Classification models on the other hand, require the splitting of the modeling dataset in different time periods. To identify data patterns associated with the occurrence of an event, the model should analyze the customer profile before the event occurrence. Therefore, analysts should focus on a past moment and analyze the customer view before the purchase of an add-on product or before churning to a competitor.
Let’s consider for example a typical churn model. During the model training phase, the model dataset should be split to cover the following periods:
- Historical period: used for building the customer view in a past time period, before the occurrence of the event. It refers to the distant past and only predictors (input attributes) are used for building the customer view.
- Latency period: It is reserved for taking into account the time needed to collect all necessary information to score new cases, predict future churners and execute the relevant campaigns.
- Event outcome period: used for recording the event outcome, for example churned within this period or not. It follows the historical and the latency period and it is used for defining the output field of the supervised model.
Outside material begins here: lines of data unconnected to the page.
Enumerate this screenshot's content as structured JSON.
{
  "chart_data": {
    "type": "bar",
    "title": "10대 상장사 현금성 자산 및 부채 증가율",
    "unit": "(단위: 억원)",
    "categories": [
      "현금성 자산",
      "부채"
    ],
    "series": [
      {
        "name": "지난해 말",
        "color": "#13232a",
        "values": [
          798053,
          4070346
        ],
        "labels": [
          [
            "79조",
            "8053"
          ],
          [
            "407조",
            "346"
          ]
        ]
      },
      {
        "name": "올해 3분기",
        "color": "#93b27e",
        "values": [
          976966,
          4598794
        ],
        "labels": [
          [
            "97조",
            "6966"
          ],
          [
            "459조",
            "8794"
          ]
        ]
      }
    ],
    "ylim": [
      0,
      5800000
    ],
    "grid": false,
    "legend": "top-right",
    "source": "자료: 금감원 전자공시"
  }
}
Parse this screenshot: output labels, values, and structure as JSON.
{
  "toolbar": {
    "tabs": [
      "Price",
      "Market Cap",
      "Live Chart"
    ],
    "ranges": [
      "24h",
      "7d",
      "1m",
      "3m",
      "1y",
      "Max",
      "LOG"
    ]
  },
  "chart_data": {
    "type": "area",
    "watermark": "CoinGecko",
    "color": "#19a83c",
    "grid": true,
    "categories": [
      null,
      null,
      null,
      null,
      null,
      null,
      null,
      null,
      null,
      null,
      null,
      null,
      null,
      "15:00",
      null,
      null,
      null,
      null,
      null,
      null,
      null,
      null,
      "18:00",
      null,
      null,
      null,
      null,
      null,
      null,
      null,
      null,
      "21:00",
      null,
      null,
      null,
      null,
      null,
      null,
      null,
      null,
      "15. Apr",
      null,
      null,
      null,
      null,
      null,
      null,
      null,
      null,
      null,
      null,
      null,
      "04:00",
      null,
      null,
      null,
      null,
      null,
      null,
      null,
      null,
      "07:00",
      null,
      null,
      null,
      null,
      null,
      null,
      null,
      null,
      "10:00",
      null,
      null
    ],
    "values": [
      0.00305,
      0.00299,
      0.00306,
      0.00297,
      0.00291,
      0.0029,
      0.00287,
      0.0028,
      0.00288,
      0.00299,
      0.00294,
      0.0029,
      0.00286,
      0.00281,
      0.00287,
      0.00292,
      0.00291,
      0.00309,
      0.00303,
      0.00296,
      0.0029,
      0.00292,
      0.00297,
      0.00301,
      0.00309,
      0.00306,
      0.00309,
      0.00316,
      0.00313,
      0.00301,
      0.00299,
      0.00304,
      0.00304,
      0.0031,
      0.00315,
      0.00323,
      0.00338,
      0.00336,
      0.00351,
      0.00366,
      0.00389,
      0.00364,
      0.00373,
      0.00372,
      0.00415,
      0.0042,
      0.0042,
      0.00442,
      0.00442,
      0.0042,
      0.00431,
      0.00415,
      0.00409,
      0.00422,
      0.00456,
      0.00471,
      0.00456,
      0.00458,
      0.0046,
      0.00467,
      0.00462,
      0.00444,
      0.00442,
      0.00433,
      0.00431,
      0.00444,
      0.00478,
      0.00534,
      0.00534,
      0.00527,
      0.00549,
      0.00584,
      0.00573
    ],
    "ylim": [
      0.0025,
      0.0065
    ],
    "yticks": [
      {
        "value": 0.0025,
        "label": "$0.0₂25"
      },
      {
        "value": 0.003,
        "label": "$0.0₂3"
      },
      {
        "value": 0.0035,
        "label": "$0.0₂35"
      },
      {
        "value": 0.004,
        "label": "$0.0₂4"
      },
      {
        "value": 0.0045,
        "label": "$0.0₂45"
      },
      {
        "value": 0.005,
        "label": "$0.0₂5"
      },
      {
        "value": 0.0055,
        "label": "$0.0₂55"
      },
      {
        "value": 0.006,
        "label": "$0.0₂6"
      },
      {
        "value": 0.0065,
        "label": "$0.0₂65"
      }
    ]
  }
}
The model is trained by associating input data patterns of the Historical period with specific event outcomes recorded in the Event outcome period.
Typically, in the validation phase, the model’s predictive performance is evaluated in a disjoint dataset which covers different time periods. In the deployment phase new cases are scored according to their present view, specifically, according to the input data patterns observed in the period right before the present. The event outcome is unknown and its future value is predicted.